MUMBAI, INDIA: RSA has come up with the RSA Archer Cyber Risk Quantification use case that helps business users quantify their organizations’ financial risk exposure to cybersecurity events. The quantification of cyber risk will empower CISOs to better communicate the impact in financial terms at the Board and senior management levels of an organization.
Prioritizing and rationalizing investments to improve an organization’s security posture, or deciding to transfer risk, is becoming a significant challenge for CISOs today. Cybercrime damages, such as loss of data, theft of IP and fraud, will cost companies $6 trillion annually by 2021.
“Under the threat of high-profile cyber attacks and data breaches, executives and corporate Boards are starting to ask more informed questions about their organizations’ risk exposure,” said David Walter, Vice President, RSA Archer. “RSA Archer Cyber Risk Quantification gives security teams the tool they need to quantify and communicate their cyber needs in a language that business leaders can easily understand. This helps clarify priorities for security investments, and also helps with planning for risk transfer methods such as cybersecurity insurance.”
Many organizations’ current cyber risk management processes are manual, leading to disconnected efforts, ineffective controls, or piles of data with little actionable value.

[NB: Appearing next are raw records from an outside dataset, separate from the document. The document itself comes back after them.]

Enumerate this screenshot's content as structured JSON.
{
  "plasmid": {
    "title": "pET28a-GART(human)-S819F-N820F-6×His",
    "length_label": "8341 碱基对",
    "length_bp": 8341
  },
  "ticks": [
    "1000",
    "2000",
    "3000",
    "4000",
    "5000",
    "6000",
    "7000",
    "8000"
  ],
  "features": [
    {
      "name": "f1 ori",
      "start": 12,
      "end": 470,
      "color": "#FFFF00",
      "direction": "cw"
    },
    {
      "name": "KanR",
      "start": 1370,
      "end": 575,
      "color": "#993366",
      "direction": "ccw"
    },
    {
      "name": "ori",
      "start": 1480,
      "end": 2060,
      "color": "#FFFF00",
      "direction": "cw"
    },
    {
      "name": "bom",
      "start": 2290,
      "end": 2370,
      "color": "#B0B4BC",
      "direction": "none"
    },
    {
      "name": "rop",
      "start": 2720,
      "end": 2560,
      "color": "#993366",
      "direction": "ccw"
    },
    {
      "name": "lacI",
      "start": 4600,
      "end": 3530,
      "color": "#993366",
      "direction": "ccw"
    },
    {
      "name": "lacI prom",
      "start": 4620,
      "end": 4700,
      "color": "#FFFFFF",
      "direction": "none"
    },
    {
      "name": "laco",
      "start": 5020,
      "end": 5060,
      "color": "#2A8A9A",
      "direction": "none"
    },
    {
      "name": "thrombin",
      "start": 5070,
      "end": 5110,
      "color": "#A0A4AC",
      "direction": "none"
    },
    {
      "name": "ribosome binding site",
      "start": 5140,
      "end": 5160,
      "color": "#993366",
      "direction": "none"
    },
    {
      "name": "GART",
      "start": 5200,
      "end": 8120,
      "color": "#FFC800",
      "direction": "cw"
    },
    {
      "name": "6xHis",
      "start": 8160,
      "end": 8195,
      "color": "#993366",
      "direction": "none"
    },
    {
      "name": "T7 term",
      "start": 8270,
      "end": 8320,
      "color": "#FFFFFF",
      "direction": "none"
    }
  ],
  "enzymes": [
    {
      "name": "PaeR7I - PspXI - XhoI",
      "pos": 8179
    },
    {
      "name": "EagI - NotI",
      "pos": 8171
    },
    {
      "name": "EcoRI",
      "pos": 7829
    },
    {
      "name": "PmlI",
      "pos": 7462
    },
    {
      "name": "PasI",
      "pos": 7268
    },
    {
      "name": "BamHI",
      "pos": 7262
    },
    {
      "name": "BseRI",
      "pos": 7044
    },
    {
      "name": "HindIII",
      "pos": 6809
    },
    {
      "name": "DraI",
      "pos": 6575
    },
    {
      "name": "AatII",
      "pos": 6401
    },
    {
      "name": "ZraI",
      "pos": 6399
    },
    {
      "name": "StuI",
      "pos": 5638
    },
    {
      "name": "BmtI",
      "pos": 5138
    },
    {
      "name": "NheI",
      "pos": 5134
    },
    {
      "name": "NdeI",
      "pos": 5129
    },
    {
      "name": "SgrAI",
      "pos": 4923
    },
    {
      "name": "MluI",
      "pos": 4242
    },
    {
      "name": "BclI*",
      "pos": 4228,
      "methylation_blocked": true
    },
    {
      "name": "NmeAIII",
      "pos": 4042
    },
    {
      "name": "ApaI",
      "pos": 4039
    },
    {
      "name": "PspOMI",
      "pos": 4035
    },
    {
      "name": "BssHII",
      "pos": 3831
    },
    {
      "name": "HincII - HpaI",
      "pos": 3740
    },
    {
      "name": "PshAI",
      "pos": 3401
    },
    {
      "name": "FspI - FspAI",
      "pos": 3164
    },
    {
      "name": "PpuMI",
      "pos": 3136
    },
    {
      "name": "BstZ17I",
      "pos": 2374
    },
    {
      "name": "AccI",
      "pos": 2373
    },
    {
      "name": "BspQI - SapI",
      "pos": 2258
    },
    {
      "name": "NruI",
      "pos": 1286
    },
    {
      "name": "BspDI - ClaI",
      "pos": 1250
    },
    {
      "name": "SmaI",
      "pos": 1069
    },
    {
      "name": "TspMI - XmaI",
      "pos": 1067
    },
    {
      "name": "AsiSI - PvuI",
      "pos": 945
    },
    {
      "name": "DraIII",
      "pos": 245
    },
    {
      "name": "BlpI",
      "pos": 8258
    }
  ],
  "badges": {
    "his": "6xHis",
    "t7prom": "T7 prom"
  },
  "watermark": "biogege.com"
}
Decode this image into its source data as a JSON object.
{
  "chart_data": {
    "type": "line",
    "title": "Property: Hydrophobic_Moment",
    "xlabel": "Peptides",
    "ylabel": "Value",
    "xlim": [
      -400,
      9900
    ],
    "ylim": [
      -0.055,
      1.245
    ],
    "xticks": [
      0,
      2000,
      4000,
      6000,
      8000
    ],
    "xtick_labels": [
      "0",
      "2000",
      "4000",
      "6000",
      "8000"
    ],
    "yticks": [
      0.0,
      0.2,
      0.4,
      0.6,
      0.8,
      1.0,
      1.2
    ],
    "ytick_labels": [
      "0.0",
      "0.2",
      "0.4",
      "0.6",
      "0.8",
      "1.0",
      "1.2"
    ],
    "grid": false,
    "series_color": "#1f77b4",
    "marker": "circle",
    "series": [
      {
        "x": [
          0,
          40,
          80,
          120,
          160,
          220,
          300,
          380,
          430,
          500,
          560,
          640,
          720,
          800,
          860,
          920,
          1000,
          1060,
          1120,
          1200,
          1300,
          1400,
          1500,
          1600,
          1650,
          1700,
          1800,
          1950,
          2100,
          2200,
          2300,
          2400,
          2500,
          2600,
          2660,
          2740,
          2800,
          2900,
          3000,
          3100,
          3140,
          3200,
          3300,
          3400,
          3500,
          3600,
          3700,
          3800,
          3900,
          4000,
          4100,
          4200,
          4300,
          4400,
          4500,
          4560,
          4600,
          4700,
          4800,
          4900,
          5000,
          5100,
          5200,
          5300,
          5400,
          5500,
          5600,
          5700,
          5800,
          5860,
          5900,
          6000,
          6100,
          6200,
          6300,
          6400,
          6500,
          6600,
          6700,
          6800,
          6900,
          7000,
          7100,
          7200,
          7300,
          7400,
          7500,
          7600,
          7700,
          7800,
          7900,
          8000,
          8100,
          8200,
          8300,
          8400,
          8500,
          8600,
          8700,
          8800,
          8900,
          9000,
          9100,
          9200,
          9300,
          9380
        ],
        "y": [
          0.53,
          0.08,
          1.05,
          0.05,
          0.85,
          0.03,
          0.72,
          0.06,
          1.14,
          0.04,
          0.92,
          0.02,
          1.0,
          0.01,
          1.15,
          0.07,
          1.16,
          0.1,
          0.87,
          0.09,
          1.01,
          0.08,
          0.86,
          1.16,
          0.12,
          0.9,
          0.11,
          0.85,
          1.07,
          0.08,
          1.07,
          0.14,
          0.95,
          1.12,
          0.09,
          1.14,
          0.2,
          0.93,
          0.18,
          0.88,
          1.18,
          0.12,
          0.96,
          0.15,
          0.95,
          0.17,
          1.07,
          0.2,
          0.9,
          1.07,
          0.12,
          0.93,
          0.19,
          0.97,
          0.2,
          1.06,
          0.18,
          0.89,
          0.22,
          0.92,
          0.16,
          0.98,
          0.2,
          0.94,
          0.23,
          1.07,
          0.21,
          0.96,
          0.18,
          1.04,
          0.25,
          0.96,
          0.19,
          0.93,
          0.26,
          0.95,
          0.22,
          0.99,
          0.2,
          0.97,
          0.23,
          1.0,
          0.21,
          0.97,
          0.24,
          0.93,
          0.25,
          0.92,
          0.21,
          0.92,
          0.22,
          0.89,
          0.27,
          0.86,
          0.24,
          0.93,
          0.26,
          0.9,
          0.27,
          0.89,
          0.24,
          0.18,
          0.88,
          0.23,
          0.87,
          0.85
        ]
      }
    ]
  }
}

Armed with a holistic understanding of their organizations’ cyber risk, IT risk and security teams can calculate and demonstrate the value of cybersecurity initiatives for senior management. With RSA Archer Cyber Risk Quantification, users can more easily assess the efficacy of their existing cyber risk programs and prioritize top risk reduction opportunities, including identifying the areas of loss for which to consider cyber insurance.
Through a partnership with RiskLens, RSA Archer Cyber Risk Quantification provides built-in risk calibration and analysis engine for cyber risk calculation, templatized workflow for easy scenario modeling, on-demand risk analytics, mathematical simulations to build risk profile with limited data, existing loss tables based on industry data, etc.